About the HTML/schema-org fallback behaviour you mention: are you suggesting that that should happen automatically, for all scrapers, if HTML navigation doesn't find results? That I would not be so keen on -- because it's a kind of hidden behaviour that could be difficult to spot during development/review/debugging/etc. If you're suggesting for individual scrapers (like allrecipes) to try schema.org to do that fallback as part of the implementation of the scraper itself, I think that's OK.

(not sure if I made the difference between those two options clear; let me know if I should try rephrasing that)
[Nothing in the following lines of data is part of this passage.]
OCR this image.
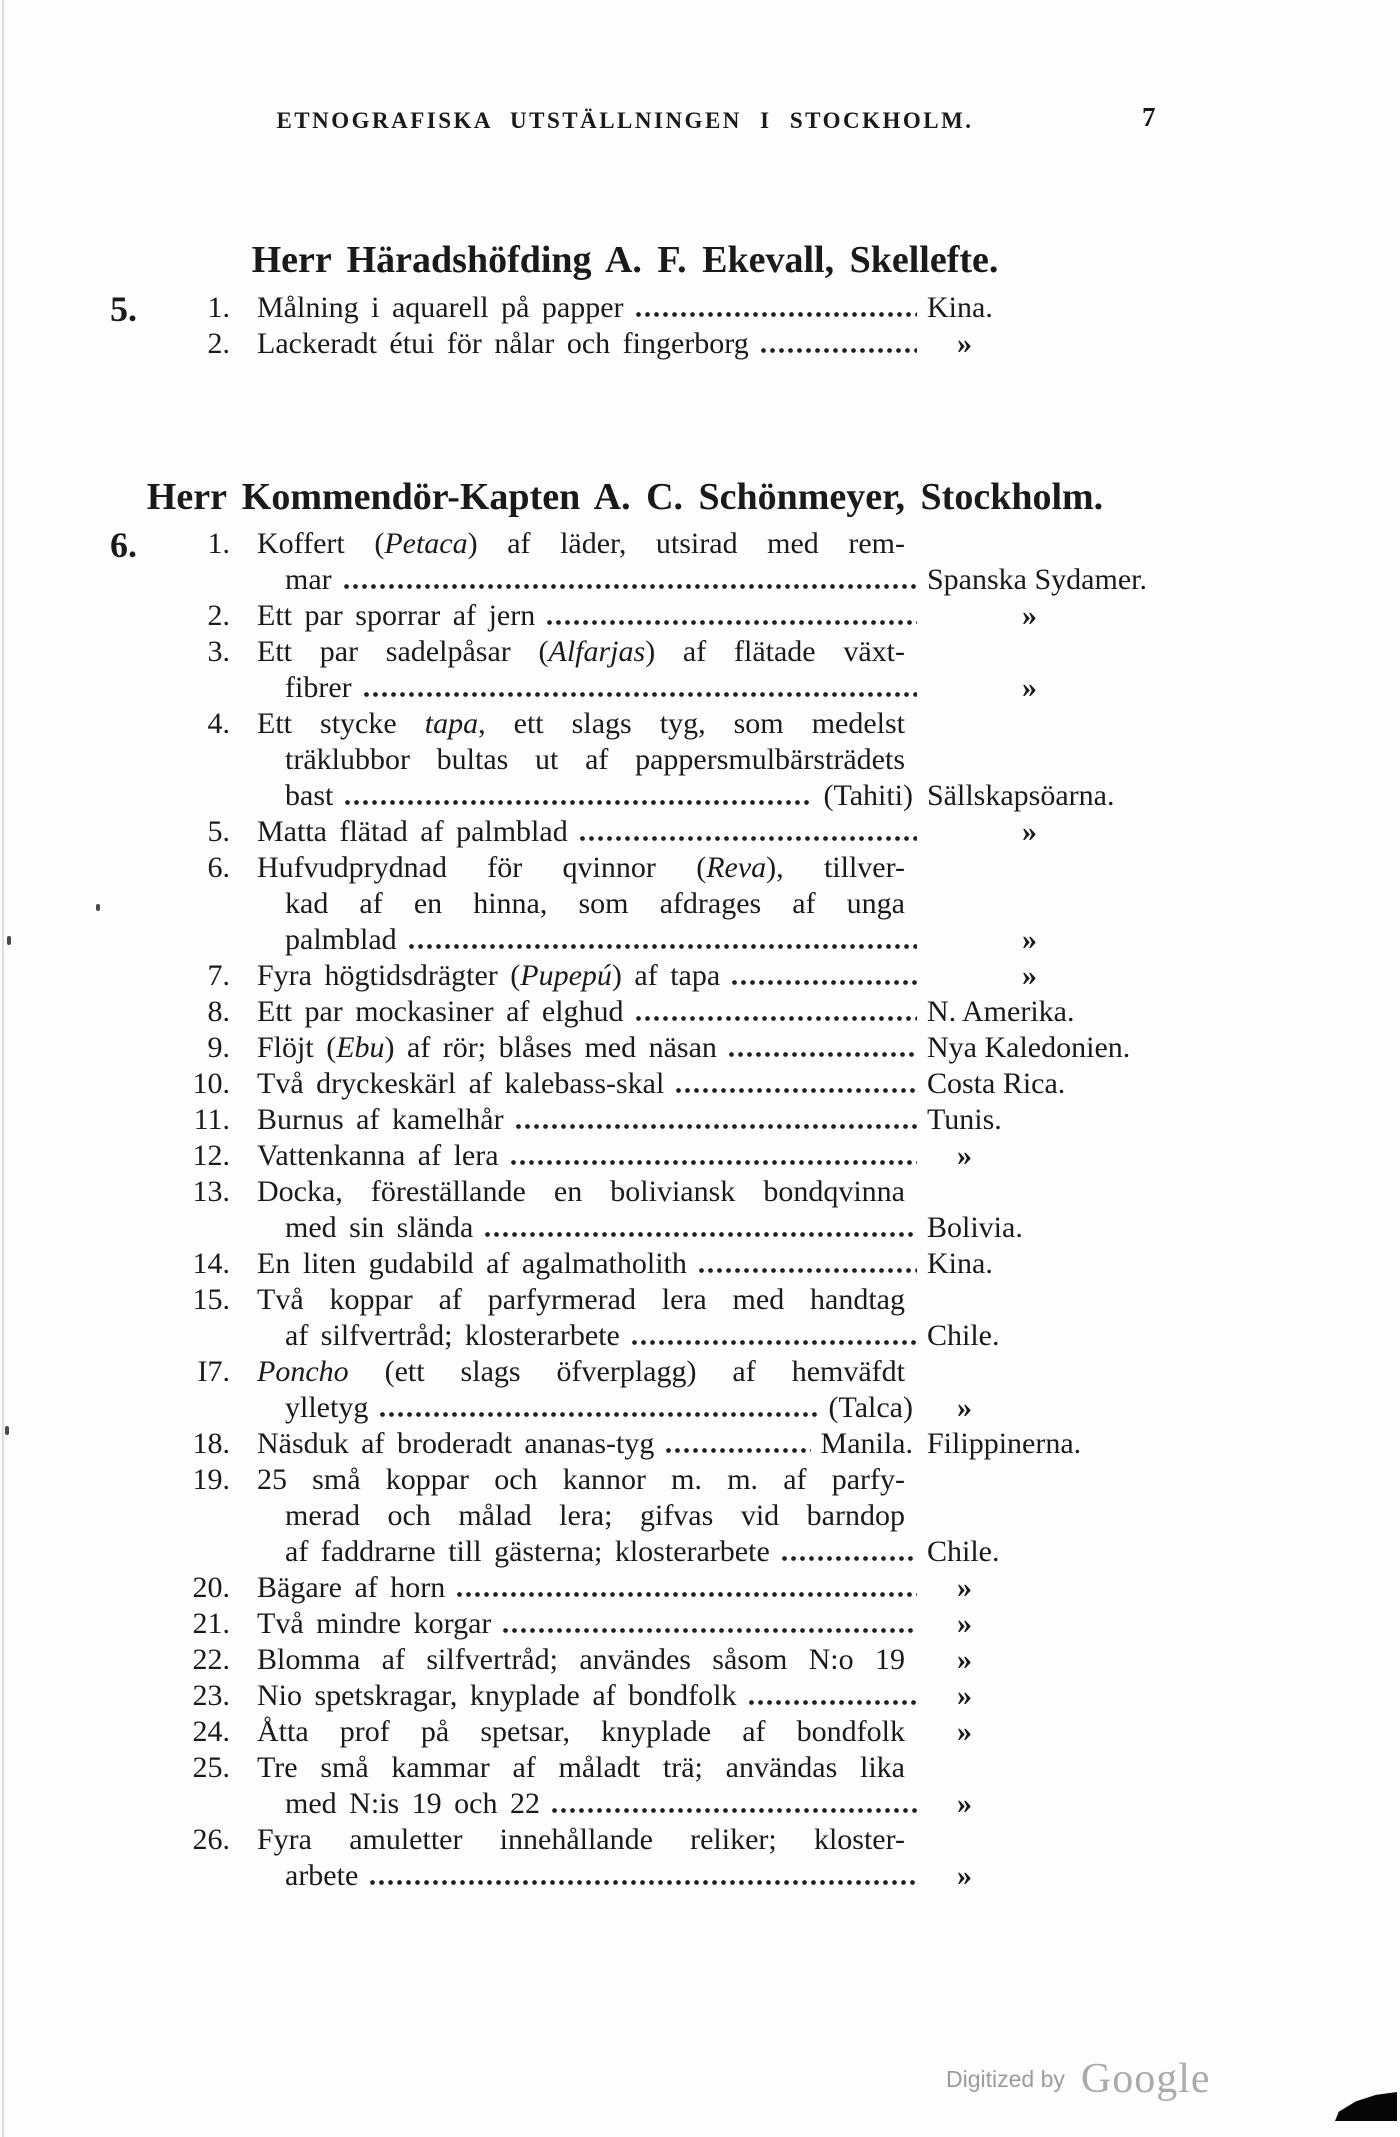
ETNOGRAFISKA UTSTÄLLNINGEN I STOCKHOLM.	7
Herr Häradshöfding A. F. Ekevall, Skellefte.
5.	1. Målning i aquarell på papper	Kina.
2. Lackeradt étui för nålar och fingerborg	»
Herr Kommendör-Kapten A. C. Schönmeyer, Stockholm.
6.	1. Koffert (Petaca) af läder, utsirad med rem-
mar	Spanska Sydamer.
2. Ett par sporrar af jern	»
3. Ett par sadelpåsar (Alfarjas) af flätade växt-
fibrer	»
4. Ett stycke tapa, ett slags tyg, som medelst
träklubbor bultas ut af pappersmulbärsträdets
bast	(Tahiti) Sällskapsöarna.
5. Matta flätad af palmblad	»
6. Hufvudprydnad för qvinnor (Reva), tillver-
kad af en hinna, som afdrages af unga
palmblad	»
7. Fyra högtidsdrägter (Pupepú) af tapa	»
8. Ett par mockasiner af elghud	N. Amerika.
9. Flöjt (Ebu) af rör; blåses med näsan	Nya Kaledonien.
10. Två dryckeskärl af kalebass-skal	Costa Rica.
11. Burnus af kamelhår	Tunis.
12. Vattenkanna af lera	»
13. Docka, föreställande en boliviansk bondqvinna
med sin slända	Bolivia.
14. En liten gudabild af agalmatholith	Kina.
15. Två koppar af parfyrmerad lera med handtag
af silfvertråd; klosterarbete	Chile.
I7. Poncho (ett slags öfverplagg) af hemväfdt
ylletyg	(Talca)	»
18. Näsduk af broderadt ananas-tyg	Manila. Filippinerna.
19. 25 små koppar och kannor m. m. af parfy-
merad och målad lera; gifvas vid barndop
af faddrarne till gästerna; klosterarbete	Chile.
20. Bägare af horn	»
21. Två mindre korgar	»
22. Blomma af silfvertråd; användes såsom N:o 19	»
23. Nio spetskragar, knyplade af bondfolk	»
24. Åtta prof på spetsar, knyplade af bondfolk	»
25. Tre små kammar af måladt trä; användas lika
med N:is 19 och 22	»
26. Fyra amuletter innehållande reliker; kloster-
arbete	»
Digitized by Google
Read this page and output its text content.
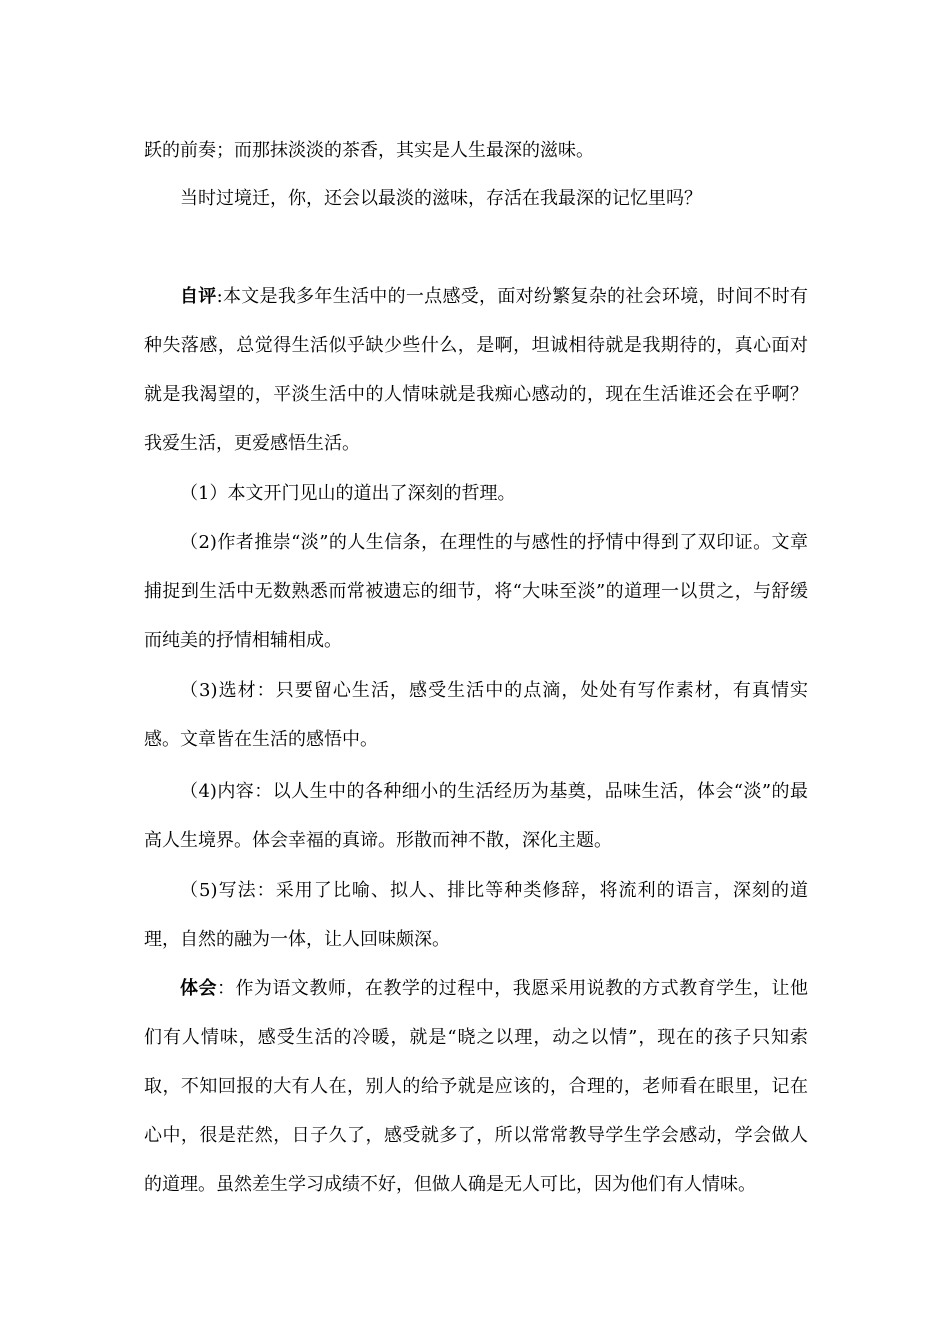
跃的前奏；而那抹淡淡的茶香，其实是人生最深的滋味。

当时过境迁，你，还会以最淡的滋味，存活在我最深的记忆里吗？

自评:本文是我多年生活中的一点感受，面对纷繁复杂的社会环境，时间不时有种失落感，总觉得生活似乎缺少些什么，是啊，坦诚相待就是我期待的，真心面对就是我渴望的，平淡生活中的人情味就是我痴心感动的，现在生活谁还会在乎啊？我爱生活，更爱感悟生活。

（1）本文开门见山的道出了深刻的哲理。

（2)作者推崇“淡”的人生信条，在理性的与感性的抒情中得到了双印证。文章捕捉到生活中无数熟悉而常被遗忘的细节，将“大味至淡”的道理一以贯之，与舒缓而纯美的抒情相辅相成。

（3)选材：只要留心生活，感受生活中的点滴，处处有写作素材，有真情实感。文章皆在生活的感悟中。

（4)内容：以人生中的各种细小的生活经历为基奠，品味生活，体会“淡”的最高人生境界。体会幸福的真谛。形散而神不散，深化主题。

（5)写法：采用了比喻、拟人、排比等种类修辞，将流利的语言，深刻的道理，自然的融为一体，让人回味颇深。

体会：作为语文教师，在教学的过程中，我愿采用说教的方式教育学生，让他们有人情味，感受生活的冷暖，就是“晓之以理，动之以情”，现在的孩子只知索取，不知回报的大有人在，别人的给予就是应该的，合理的，老师看在眼里，记在心中，很是茫然，日子久了，感受就多了，所以常常教导学生学会感动，学会做人的道理。虽然差生学习成绩不好，但做人确是无人可比，因为他们有人情味。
vabene1111 commented 2 months ago

perfectly clear, I suggest the second option: if an existing parser that uses schema is changed from schema to html parsing, the schema should stay as a fallback option in case html fails. Probably not really necessary but doesn't really hurt or add any serious complexity. But as mentioned, totally not important.

jayaddison commented 2 months ago

Ok, thank you @vabene1111. I think we can close this (approximately: problem-not-reproducible; current allrecipes HTML not found to cause this error), but feel free to re-open if that's mistaken and/or we find pages that are broken.